For many people fleeing conflicts and disasters, the first aid they received was flown out from an 80-year-old corrugated iron shed stocked to the rafters with tents, blankets generators, water purification machines and food rations.

"Our raison d'etre is to intervene as quickly as possible in an emergency, because getting there a few hours earlier means saving more lives," said Giuseppe Saba, the manager of the base run by the World Food Programme (WFP), the world's biggest aid agency which has an annual budget of some $3 billion.

But Saba's operation, which has sent more than 130 emergency consignments to 30 countries since 2000, is no longer enough.

This year WFP is setting up four similar hubs around the world.
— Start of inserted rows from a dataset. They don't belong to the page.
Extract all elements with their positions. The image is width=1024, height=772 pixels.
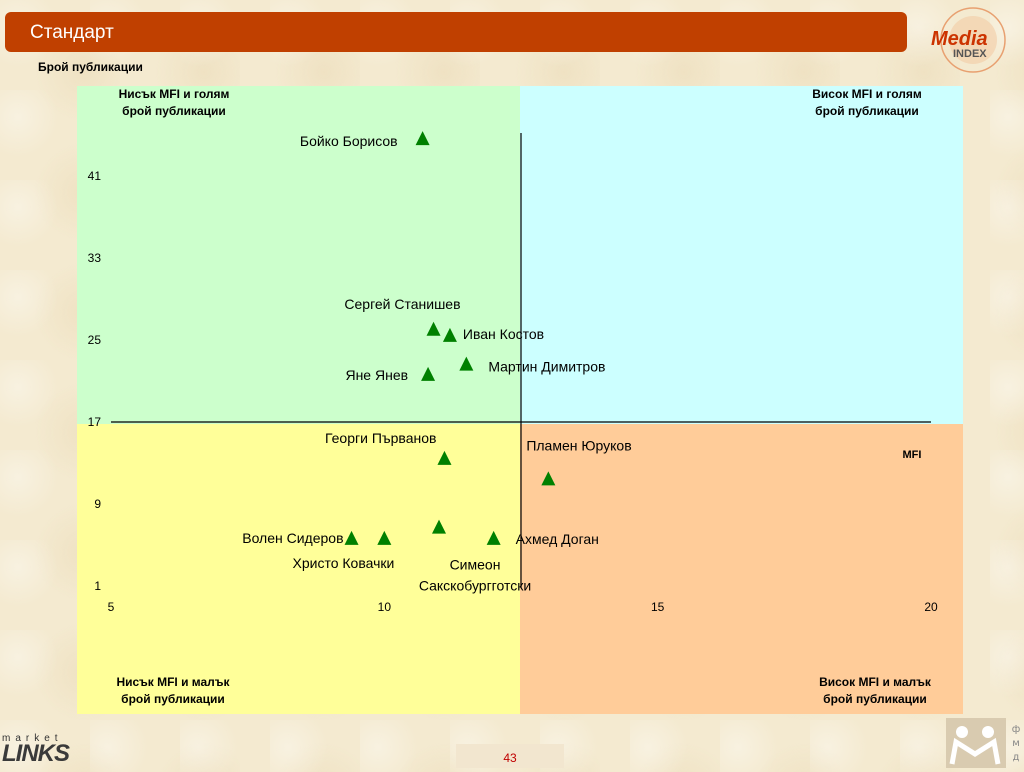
svg-text:д: д (1013, 752, 1020, 763)
y-tick-label: 33 (88, 251, 102, 265)
quadrant-label-bottom-right: Висок MFI и малък брой публикации (819, 675, 931, 706)
y-tick-label: 17 (88, 415, 102, 429)
y-tick-label: 25 (88, 333, 102, 347)
point-label: Сакскобургготски (419, 578, 531, 594)
point-label: Пламен Юруков (526, 437, 631, 453)
market-links-logo: market LINKS (2, 733, 70, 767)
y-tick-label: 1 (94, 579, 101, 593)
quadrant-bottom-right (520, 424, 963, 714)
svg-text:Media: Media (931, 28, 988, 50)
point-label: Ахмед Доган (516, 531, 599, 547)
scatter-point (344, 530, 359, 545)
svg-text:ф: ф (1012, 724, 1021, 735)
scatter-point (421, 366, 436, 381)
quadrant-label-top-right: Висок MFI и голям брой публикации (812, 87, 922, 118)
scatter-point (442, 327, 457, 342)
point-label: Христо Ковачки (293, 555, 395, 571)
y-axis-title: Брой публикации (38, 60, 143, 74)
scatter-point (415, 131, 430, 146)
page-number: 43 (503, 751, 517, 765)
scatter-point (377, 530, 392, 545)
scatter-point (541, 471, 556, 486)
point-label: Яне Янев (345, 367, 408, 383)
point-label: Сергей Станишев (344, 296, 460, 312)
scatter-point (486, 530, 501, 545)
point-label: Мартин Димитров (488, 359, 605, 375)
page-number-box: 43 (456, 744, 564, 768)
scatter-point (437, 450, 452, 465)
scatter-point (459, 356, 474, 371)
point-label: Симеон (450, 557, 501, 573)
page-title: Стандарт (30, 22, 114, 43)
x-axis-title: MFI (903, 449, 922, 461)
fmd-logo: ф м д (946, 718, 1021, 768)
x-tick-label: 10 (378, 600, 392, 614)
scatter-point (432, 519, 446, 534)
x-tick-label: 20 (924, 600, 938, 614)
point-label: Иван Костов (463, 326, 544, 342)
scatter-point (426, 321, 441, 336)
point-label: Волен Сидеров (242, 530, 343, 546)
y-tick-label: 41 (88, 169, 102, 183)
quadrant-label-top-left: Нисък MFI и голям брой публикации (118, 87, 230, 118)
quadrant-label-bottom-left: Нисък MFI и малък брой публикации (116, 675, 230, 706)
quadrant-top-left (77, 86, 520, 424)
point-label: Георги Първанов (325, 430, 436, 446)
svg-text:INDEX: INDEX (953, 48, 987, 60)
quadrant-bottom-left (77, 424, 520, 714)
y-tick-label: 9 (94, 497, 101, 511)
title-bar: Стандарт (5, 12, 907, 52)
quadrant-top-right (520, 86, 963, 424)
x-tick-label: 15 (651, 600, 665, 614)
point-label: Бойко Борисов (300, 133, 398, 149)
x-tick-label: 5 (108, 600, 115, 614)
svg-text:м: м (1012, 738, 1020, 749)
media-index-logo: Media INDEX (931, 7, 1006, 73)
"During the (2004 Asian) tsunami, the only humanitarian base which would make an immediate response to the emergency was Brindisi, that was the only place we had equipment and stocks," said Saba.

"During that operation the costs of aid flights from Brindisi to south-east Asia were so high that we thought with the cost of two to three flights we could cover the costs of having a decentralised base in south-east Asia."

COOPERATION

The same logic applied to other areas -- it is a costly business to fly huge cargo airccraft anywhere in the world from Italy. So as well as a new WFP base in Malaysia, the aid agency is opening a Dubai base to serve the Middle East and one in Panama for Latin America.

A new African base, in Ghana, has already opened, flying food aid to Chad for refugees from the Darfur conflict.

Brindisi remains the global base for WFP's emergency operations, storing and shipping not only WFP aid but also goods for other U.N. agencies like the World Health Organisation, government agencies like Irish Aid, and non-governmental groups like U.S. charity World Vision.

WFP hopes there will be more cooperation between the aid groups, both U.N. and non-U.N., which flock to disaster zones, to avoid duplication of efforts and confusion in what are by their very nature difficult situations.

"The tsunami taught us a lot," said Saba.

"We looked at what went right and some things that went wrong and this led us to increase this cooperation between the various agencies, to be complementary, to integrate our systems, resources and know-how."